Koida suppressed a wince. The linctus the alchemist had spread on her knuckles that morning had worn off, and she hadn’t had time to reapply the gritty green gel in her rush to dress for the return ceremony.
A boisterous laugh went up from the crowd below. Shingti at the center of her Dragonfly Guard. One hugely muscled man reached over and pounded her on the back while others clutched their stomachs or shouted rude insults. Shingti pointed at one man and said something, then pretended to preen and admire her reflection in a cup of wine. This sent many of them into fits of laughter while the offended party shook his fist at her. He, too, was smiling, however. It was clear these men saw Shingti as one of their own rather than a fragile ward as Koida’s guard saw her.
“I’ve been keeping up with my training,” Koida told her father, wanting him to approve and simultaneously feeling small and stupid for trying to curry his favor. “I nearly landed a backfist on Master Lao this morning.”
The Emperor took a long sip of wine. “That’s good, daughter, but have you given any further consideration to what Eunuch Ba-Qu said? I would rather my child leave off the studies of the Path than have her harmed trying to strain toward an advancement she can never achieve.”
Koida tugged her sleeve down farther over her bruised hand. “But even if I can never advance, learning the techniques—”
“Aha!” Emperor Hao clapped his hands together with delight. “The poets are starting!”
Fighting hard not to show the twinge of bitterness at his dismissal of her, Koida fell silent as the lanterns around the room were dimmed and a single bright light shined on a set of opaque shades at the far end of the room. Her father often did this when she disagreed with him, changing the subject and then pretending he couldn’t hear her appeals. Arguing further would accomplish nothing but to make him sullen and spiteful. Resigned, Koida took a deep drink of her wine and watched a performer take his place behind the shade.

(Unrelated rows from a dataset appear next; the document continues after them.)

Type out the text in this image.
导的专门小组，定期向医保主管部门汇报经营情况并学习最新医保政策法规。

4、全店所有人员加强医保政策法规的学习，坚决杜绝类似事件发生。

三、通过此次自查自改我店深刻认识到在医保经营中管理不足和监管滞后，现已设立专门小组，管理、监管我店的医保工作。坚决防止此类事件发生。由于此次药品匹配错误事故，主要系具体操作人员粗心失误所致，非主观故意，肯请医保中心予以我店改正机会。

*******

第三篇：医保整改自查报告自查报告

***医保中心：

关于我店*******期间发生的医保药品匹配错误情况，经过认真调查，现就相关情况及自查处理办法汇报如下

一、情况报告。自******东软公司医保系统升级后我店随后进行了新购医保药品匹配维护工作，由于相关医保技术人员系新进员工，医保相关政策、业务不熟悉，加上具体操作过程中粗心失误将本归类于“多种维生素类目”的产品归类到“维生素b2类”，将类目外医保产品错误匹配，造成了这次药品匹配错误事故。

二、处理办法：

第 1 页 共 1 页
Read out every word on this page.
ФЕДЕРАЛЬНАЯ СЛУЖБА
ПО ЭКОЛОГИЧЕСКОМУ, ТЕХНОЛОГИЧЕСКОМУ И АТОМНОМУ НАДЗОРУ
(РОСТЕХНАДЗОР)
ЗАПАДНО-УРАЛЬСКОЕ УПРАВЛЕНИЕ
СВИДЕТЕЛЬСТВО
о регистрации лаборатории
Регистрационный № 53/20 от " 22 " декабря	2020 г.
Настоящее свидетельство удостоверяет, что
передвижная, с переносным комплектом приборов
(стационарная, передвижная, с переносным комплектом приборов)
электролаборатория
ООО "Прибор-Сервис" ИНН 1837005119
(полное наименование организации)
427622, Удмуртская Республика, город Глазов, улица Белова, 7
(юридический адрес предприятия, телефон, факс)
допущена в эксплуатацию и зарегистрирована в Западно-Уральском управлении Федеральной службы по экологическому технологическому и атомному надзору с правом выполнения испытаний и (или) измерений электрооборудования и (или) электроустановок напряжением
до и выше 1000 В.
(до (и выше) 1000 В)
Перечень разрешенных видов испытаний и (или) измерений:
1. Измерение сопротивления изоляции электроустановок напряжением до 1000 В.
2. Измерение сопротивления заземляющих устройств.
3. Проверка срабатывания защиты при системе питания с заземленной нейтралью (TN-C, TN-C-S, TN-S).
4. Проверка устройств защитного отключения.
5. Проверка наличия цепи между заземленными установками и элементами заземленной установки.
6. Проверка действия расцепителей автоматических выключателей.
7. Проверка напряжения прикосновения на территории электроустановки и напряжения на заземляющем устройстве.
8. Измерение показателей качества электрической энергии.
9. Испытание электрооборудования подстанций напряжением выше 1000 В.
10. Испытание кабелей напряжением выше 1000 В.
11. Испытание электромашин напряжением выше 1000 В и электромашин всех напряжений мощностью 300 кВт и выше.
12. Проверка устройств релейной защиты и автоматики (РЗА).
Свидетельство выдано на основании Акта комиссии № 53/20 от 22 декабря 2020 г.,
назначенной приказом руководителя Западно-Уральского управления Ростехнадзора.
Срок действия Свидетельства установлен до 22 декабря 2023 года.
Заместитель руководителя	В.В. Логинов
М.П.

The next hour went to the court’s poets and the shadow actors as they recounted the most harrowing tales from Emperor Hao’s Heroic Record. After this came the Record of Shingti, Dragonfly of the Battlefield, followed by the account of the Wandering Hero, cousin Yoichi.
Wedged between the sagas of the valiant offspring the Exalted Emperor had produced was a short song called the Beauty of Koida, Lilac of the Valley, a polite attempt at pretending that she had contributed anything useful to the warrior dynasty.
Koida wished they would have forgotten her altogether.